Yep. The environmental impact of those farms is tremendous too. All the water, they don't have rights to it typically.
posted by fshgrl at 1:34 AM on October 9, 2017 [2 favorites]


Wow. You mean pot growers aren't actually something out of the Fabulous Furry Freak Brothers? Surprise surprise.

wow you mean driving markets underground instead of openly regulating them has negative impacts on the societal and personal levels and all sorts of other unintended impacts? how could we have known? it not like we tried previously tried prohibiting a substance as a nation before we realized it failed horribly.

legalization stops this.

it's terribly sad that we have ruined countless lives over close to a hundred years all because of a racist sociopath decided a plant was bad back in the 30s. these poor women are more casualties on an ever-growing list.
posted by entropicamericana at 6:43 AM on October 9, 2017 [1 favorite]


I really don't buy the connection of pot being illegal to the abuse of women in Southern Humboldt. It is one beautiful but creepy place if you are not a member of the right family. I was surprised that he got 23 years considering who he is related to. But obviously his arrogance and possibly the arrogance of his family did him in. There are more like him out there but as a result of his sentence I don't see anyone coming forward soon.

Another case coming up is the Marci Kitchens case in Fortuna. I will be shocked if she spends a day in jail even though she killed two 14 year old girls, one her own daughter. Wealthy pot growers can be just like other super rich people. They think they are the exception to the rules that everyone else has to follow. One fucked up place.
posted by cairnoflore at 9:49 AM on October 9, 2017 [1 favorite]


The connection is that the money and general lawlessness is what let's these families act like this. Local law abiding citizens do not like the trimmers or the crime or homelessness associated with the grow ops so they are disinclined to help women. There is an air of what do you expect? when someone who knowingly works for a criminal is harmed by them.
posted by fshgrl at 12:35 PM on October 9, 2017


By "general lawlessness", I would include that local law enforcement just doesn't take violence against women seriously and doesn't do their job.
posted by sevenyearlurk at 2:00 PM on October 9, 2017 [1 favorite]

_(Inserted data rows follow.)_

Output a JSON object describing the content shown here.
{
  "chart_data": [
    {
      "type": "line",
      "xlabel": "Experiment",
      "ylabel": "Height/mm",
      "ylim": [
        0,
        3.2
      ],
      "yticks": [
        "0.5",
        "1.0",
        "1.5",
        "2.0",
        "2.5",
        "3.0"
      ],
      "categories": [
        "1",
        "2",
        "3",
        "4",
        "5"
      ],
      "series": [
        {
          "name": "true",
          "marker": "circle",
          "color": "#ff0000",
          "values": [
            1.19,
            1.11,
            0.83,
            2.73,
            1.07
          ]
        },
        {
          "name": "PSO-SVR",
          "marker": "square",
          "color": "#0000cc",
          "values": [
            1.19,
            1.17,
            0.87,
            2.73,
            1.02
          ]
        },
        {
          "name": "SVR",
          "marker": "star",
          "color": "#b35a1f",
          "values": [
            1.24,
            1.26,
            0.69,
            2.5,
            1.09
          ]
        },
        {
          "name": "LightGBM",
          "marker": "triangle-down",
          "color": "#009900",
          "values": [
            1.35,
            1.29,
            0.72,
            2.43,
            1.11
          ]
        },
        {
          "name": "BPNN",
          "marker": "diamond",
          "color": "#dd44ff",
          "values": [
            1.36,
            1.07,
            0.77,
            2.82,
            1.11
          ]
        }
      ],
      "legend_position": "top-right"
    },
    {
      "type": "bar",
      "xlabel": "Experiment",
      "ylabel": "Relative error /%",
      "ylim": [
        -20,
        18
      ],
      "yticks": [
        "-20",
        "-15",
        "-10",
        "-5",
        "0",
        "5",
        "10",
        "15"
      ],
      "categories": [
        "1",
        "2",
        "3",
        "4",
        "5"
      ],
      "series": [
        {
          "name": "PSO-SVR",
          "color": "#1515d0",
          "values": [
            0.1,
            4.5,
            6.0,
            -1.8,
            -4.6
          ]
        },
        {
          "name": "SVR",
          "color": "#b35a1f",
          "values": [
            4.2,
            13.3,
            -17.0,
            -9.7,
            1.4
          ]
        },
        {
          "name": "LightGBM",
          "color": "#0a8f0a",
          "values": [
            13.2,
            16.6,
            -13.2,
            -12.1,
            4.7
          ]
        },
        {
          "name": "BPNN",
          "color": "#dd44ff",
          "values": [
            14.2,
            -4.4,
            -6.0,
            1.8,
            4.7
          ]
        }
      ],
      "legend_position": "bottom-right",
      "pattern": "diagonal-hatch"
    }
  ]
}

There is a lot of bribe money associated with grow ops. Like, huge money.
posted by fshgrl at 9:04 PM on October 9, 2017


These days it doesn't even have to be a bribe; cops can just take the money and call it asset seizure.

What LEO would want to take down an operation that could be generating $1000s of extra, legal income a month for them? It would be like shooting your own milk cow for target practice.

And if the growers happen to commit crimes against ordinary citizens, well, crimes can be awfully hard to solve, you know?